When encryption is also authentication...

Graham Lally scribe at exmosis.net
Wed May 29 09:40:26 PDT 2002


Mike Rosing wrote:
 > If digital crypto, signatures or e-cash are going to get into mass appeal,
 > then their operations will be "magic" to the majority.  And it all has to
 > work, to 1 part in 10^8th or better, without user comprehension.
 >
> It may well take "user intervention" to create a signature, but they
> shouldn't have to know what they are doing.

Agreed, the mechanics of a system are unimportant from a user's point of view, 
so long as it works and they can work it. What magic crypto should strive for, 
though, is an understanding in users of the effects its presence promotes, and 
the ramifications involved when it is lacking.

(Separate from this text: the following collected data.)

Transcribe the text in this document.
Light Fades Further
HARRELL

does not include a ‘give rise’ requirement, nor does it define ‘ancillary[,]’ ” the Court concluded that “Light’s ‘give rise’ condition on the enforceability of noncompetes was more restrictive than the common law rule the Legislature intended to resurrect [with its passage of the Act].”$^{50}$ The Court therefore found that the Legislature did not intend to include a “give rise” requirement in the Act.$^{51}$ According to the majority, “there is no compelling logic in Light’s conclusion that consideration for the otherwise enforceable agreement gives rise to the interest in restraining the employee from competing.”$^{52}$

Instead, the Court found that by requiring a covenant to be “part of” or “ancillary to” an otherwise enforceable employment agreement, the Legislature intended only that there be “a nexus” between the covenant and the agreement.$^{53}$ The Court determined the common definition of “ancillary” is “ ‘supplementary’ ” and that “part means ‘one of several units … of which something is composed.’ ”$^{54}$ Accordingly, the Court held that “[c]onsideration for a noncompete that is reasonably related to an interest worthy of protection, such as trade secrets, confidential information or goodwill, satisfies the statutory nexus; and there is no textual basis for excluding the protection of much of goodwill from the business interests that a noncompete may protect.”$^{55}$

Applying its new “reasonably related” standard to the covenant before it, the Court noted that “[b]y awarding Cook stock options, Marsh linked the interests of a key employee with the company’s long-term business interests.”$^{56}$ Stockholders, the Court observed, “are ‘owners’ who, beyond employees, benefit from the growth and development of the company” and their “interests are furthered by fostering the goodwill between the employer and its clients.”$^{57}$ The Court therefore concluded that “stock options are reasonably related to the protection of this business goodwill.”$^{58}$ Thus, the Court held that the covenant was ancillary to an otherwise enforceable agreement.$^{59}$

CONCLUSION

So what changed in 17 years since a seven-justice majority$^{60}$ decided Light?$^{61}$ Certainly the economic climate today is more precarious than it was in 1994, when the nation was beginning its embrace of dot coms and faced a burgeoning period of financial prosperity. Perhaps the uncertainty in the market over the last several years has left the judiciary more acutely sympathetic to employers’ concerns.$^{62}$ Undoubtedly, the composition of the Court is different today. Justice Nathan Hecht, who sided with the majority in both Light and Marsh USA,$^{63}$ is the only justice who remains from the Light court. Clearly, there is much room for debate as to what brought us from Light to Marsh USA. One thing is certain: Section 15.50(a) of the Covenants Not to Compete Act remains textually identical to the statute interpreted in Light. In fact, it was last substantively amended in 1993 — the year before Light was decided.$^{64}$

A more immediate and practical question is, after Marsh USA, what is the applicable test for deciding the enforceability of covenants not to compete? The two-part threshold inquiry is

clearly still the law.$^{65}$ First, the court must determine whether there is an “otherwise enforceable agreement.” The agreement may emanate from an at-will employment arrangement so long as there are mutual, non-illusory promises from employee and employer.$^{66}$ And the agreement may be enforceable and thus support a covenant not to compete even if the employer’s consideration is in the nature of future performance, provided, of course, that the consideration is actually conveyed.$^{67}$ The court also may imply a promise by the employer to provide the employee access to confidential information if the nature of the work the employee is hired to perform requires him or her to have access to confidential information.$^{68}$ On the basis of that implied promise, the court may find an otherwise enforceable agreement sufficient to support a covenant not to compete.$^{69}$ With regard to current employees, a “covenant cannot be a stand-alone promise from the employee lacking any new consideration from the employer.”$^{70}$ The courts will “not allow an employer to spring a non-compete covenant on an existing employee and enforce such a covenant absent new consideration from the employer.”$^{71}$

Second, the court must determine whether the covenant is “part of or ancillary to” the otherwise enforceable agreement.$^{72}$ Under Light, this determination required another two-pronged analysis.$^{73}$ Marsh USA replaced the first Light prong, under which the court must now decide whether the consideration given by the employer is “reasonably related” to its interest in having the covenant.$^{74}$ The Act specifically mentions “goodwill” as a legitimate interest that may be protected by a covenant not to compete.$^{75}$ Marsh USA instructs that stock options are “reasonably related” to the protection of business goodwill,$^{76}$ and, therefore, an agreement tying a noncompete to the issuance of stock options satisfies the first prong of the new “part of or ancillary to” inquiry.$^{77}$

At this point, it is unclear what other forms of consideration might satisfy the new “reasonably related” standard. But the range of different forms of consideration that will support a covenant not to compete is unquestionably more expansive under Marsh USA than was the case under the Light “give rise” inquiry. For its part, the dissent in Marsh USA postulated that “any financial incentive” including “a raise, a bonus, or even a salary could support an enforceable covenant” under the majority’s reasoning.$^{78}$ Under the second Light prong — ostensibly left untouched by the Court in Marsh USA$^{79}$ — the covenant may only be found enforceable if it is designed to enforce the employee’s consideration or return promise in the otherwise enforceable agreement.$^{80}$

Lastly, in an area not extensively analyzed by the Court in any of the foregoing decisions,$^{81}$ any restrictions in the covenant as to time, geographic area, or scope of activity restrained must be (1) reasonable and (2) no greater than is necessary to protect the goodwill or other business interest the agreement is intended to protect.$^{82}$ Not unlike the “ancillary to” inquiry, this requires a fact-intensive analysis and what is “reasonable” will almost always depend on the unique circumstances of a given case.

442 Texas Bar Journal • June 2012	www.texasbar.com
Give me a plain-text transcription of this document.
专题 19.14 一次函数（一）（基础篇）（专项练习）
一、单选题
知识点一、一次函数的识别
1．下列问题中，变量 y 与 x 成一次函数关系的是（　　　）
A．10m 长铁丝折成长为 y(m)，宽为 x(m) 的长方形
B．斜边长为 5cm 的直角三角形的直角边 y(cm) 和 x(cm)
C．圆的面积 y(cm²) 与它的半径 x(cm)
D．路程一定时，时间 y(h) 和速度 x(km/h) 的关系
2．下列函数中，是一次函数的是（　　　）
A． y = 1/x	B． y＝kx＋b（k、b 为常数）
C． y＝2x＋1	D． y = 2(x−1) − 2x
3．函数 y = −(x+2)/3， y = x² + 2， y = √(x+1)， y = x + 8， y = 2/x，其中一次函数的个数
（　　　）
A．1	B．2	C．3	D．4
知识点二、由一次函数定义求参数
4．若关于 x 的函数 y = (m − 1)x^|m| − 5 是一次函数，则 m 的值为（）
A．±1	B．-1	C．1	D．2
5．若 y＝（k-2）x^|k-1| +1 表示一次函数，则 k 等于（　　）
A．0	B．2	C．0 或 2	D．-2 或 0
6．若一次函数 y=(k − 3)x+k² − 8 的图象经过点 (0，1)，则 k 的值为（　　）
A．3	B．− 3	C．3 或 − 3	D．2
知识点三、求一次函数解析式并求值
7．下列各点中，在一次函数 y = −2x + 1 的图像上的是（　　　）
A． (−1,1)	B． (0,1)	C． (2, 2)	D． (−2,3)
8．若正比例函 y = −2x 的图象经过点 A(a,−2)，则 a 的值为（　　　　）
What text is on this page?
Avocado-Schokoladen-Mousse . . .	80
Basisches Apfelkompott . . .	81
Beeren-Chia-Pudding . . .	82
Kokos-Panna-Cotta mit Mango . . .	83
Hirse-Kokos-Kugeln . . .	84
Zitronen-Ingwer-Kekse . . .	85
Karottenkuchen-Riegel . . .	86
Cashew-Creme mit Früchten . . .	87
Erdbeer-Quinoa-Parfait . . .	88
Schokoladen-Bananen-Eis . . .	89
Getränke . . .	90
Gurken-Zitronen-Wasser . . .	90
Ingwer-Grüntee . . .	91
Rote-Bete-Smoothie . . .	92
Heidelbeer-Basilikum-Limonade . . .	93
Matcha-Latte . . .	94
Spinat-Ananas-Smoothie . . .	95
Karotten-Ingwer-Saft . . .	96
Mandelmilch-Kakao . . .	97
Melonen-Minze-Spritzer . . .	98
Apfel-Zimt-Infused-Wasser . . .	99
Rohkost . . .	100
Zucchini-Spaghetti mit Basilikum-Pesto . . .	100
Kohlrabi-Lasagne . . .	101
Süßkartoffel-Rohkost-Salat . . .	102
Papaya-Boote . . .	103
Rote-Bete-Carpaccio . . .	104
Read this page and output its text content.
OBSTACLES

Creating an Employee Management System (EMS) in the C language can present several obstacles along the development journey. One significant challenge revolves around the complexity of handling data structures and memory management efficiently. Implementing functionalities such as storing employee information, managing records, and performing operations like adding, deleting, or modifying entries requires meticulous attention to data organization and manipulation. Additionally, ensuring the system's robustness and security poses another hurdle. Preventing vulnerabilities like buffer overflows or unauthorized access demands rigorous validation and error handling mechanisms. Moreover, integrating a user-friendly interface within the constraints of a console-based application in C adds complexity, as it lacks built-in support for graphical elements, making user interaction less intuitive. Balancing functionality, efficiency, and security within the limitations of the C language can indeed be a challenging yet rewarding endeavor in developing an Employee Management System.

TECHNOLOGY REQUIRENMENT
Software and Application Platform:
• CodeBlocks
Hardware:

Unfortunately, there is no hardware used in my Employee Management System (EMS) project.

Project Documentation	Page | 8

SSL for commerce is readily in place without batting an eyelid these days. 
However, I'd be interested to know just how many users out there would enter 
their card details on an unprotected site, despite the unclosed padlocks and the 
alert boxes. Have security fears and paranoia been abated by widespread crypto 
to the point whereby users will happily transmit private data, whether encrypted 
or nay, just because they *perceive* the threat to now be minimal? Now that the 
media has grown tired of yet-another-credit-card-hack story?

Pointers to any evidence/research into this much appreciated... ta.